Dr. Harold Kalant was providing his expert testimony on both the adverse effects and benefits of pot at a constitutional challenge by a Toronto church — the “Church of the Universe.”
Lawyers for the church are seeking an exemption to the country’s marijuana laws from Madam Justice Thea Herman, saying it infringes on their religious rights.
The ministers’ lawyers are asking Herman to strike down the laws prohibiting the possession, cultivation and distribution of cannabis-related substances because it violates the church’s right to practise its religion.
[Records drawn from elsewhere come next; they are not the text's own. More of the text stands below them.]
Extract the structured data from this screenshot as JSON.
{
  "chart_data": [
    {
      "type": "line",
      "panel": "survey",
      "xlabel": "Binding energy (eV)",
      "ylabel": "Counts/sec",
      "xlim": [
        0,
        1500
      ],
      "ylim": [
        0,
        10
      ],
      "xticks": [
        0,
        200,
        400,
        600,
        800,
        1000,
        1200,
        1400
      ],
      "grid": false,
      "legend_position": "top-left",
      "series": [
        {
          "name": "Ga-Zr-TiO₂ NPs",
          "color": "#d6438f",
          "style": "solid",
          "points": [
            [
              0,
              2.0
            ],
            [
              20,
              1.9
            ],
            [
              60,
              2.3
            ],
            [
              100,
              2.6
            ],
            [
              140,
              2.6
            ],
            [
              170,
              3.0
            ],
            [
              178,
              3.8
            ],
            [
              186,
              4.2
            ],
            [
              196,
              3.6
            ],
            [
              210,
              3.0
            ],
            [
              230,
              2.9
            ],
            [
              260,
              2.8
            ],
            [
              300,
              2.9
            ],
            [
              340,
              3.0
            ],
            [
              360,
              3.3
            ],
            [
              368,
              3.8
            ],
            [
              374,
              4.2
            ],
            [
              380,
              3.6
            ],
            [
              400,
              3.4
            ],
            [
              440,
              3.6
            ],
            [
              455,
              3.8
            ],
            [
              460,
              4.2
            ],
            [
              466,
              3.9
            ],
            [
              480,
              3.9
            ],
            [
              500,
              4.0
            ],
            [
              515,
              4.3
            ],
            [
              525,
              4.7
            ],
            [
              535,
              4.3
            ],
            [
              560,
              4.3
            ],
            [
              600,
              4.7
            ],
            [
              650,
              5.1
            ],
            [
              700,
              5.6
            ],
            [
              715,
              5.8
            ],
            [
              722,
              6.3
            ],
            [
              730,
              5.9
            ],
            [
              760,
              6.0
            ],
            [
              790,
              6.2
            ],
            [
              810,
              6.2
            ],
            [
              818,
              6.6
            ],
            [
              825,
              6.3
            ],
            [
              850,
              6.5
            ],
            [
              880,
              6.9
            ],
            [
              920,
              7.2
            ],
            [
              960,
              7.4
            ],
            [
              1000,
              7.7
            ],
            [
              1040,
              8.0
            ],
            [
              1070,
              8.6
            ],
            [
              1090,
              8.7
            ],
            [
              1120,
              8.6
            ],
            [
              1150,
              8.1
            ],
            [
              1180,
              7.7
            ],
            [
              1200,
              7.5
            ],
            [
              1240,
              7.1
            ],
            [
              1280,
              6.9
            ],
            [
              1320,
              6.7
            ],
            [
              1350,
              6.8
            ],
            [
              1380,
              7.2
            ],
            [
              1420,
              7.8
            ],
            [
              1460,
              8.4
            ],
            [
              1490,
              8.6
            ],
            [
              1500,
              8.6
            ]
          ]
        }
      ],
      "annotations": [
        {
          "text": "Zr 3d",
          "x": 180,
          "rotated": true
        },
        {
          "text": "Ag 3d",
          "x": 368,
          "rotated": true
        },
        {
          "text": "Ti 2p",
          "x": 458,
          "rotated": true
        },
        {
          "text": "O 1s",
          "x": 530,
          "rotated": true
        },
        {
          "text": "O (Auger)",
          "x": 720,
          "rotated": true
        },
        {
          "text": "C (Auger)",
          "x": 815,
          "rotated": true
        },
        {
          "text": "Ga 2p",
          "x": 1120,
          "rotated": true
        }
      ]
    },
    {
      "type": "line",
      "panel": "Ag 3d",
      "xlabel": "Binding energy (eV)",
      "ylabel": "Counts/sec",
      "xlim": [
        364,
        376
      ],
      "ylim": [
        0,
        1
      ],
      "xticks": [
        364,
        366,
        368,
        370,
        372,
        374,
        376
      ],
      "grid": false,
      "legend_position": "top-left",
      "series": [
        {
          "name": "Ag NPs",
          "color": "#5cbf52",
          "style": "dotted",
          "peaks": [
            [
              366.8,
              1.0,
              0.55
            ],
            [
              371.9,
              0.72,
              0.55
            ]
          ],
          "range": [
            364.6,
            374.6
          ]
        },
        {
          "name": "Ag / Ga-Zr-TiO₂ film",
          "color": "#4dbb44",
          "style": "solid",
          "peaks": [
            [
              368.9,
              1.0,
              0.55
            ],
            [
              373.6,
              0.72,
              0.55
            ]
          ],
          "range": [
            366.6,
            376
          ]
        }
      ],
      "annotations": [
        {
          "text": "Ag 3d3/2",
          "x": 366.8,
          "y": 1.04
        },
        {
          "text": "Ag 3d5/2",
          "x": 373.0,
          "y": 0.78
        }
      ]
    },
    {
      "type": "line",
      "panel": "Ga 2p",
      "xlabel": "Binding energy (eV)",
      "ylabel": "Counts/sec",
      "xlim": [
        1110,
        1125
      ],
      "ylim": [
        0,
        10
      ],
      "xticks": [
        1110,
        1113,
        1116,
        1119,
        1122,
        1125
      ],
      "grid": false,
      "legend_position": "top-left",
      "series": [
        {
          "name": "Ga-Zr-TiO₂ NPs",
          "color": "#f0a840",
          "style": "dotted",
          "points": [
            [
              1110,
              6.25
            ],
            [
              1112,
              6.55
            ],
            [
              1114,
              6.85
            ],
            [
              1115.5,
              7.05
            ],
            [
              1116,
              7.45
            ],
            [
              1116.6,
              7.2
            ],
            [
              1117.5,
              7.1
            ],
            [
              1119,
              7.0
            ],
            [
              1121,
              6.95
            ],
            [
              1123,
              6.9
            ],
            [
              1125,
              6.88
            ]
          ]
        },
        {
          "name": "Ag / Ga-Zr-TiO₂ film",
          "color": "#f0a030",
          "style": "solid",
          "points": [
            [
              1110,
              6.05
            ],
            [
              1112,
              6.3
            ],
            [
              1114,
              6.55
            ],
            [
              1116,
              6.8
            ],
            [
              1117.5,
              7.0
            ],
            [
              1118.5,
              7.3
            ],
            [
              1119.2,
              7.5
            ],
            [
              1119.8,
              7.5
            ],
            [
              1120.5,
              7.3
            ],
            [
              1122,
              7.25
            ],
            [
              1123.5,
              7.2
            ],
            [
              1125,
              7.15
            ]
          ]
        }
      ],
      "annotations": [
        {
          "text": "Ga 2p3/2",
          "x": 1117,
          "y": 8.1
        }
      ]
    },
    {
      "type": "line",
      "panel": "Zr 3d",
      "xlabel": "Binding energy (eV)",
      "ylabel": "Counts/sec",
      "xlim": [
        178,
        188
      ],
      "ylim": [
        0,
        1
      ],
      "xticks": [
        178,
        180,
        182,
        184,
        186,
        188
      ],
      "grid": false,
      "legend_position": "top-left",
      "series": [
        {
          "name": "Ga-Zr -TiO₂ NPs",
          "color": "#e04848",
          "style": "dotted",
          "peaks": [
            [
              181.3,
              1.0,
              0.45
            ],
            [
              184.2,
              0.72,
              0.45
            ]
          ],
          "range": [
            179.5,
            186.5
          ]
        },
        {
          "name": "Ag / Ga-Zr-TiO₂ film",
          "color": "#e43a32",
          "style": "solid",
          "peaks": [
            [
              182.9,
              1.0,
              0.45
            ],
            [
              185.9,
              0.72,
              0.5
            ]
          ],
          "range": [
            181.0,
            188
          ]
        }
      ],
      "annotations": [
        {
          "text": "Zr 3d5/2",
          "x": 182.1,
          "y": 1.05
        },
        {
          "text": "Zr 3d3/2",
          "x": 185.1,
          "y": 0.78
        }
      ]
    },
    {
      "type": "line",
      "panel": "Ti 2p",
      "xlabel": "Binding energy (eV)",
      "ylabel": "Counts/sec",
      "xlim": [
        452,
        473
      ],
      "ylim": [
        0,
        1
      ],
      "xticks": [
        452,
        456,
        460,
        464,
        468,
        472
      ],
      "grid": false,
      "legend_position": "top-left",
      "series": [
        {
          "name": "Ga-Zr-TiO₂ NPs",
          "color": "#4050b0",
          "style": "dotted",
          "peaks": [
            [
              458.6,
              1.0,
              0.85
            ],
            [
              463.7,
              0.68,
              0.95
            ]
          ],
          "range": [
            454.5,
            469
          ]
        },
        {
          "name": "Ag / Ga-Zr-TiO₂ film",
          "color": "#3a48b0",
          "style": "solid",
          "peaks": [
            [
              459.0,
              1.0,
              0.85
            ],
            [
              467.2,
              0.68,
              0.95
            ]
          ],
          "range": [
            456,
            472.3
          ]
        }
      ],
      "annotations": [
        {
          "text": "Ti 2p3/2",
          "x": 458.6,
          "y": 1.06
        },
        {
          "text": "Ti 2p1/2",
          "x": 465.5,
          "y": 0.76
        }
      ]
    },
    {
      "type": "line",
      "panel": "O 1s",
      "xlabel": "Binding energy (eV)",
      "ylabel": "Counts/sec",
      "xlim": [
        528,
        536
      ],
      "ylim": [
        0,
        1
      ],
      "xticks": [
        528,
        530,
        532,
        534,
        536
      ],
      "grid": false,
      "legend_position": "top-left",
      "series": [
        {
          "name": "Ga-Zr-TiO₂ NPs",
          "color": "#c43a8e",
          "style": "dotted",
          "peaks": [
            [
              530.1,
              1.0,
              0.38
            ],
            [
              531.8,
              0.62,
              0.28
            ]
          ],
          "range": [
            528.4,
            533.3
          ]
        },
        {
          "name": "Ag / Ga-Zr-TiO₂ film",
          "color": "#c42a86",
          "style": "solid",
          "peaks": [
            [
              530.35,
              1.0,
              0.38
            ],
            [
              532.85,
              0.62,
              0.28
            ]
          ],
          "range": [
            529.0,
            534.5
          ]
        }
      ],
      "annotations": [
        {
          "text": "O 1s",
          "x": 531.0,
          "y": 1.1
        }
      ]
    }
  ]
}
Ingesting cannabis, a sedative, “relaxes, calms and makes a person feel in a better mood,” testified Kalant, who was chairman of the World Health Organization’s working group on cannabis and health from 1994 to 1998.
Pot’s active ingredient relieves pain and nausea and stimulates appetite for chemotherapy patients and can help asthma patients — not through smoking, but ingesting it in other forms — court heard. It can also induce sleep.
But pot also can make people less alert, less attentive, slower to react and thus impair one’s ability to drive, said Kalant, 86, who received his medical degree in 1945.
It can affect short-term memory, stunting the ability to grasp new information or solve logical problems, Kalant said.
Church of the Universe lawyers Paul Lewin and George Filipovic said church-goers view cannabis as a sacred substance whose consumption brings them closer to God.
Church-goers attending the court hearing often smoke their “sacred substance” on the front lawn of Ontario’s highest court, the Ontario Court of Appeal, situated next door to this Superior Court building.
It’s believed to be the first time a Canadian court has been asked to define what is a religion and whether its illegal practices are protected by the Charter of Rights.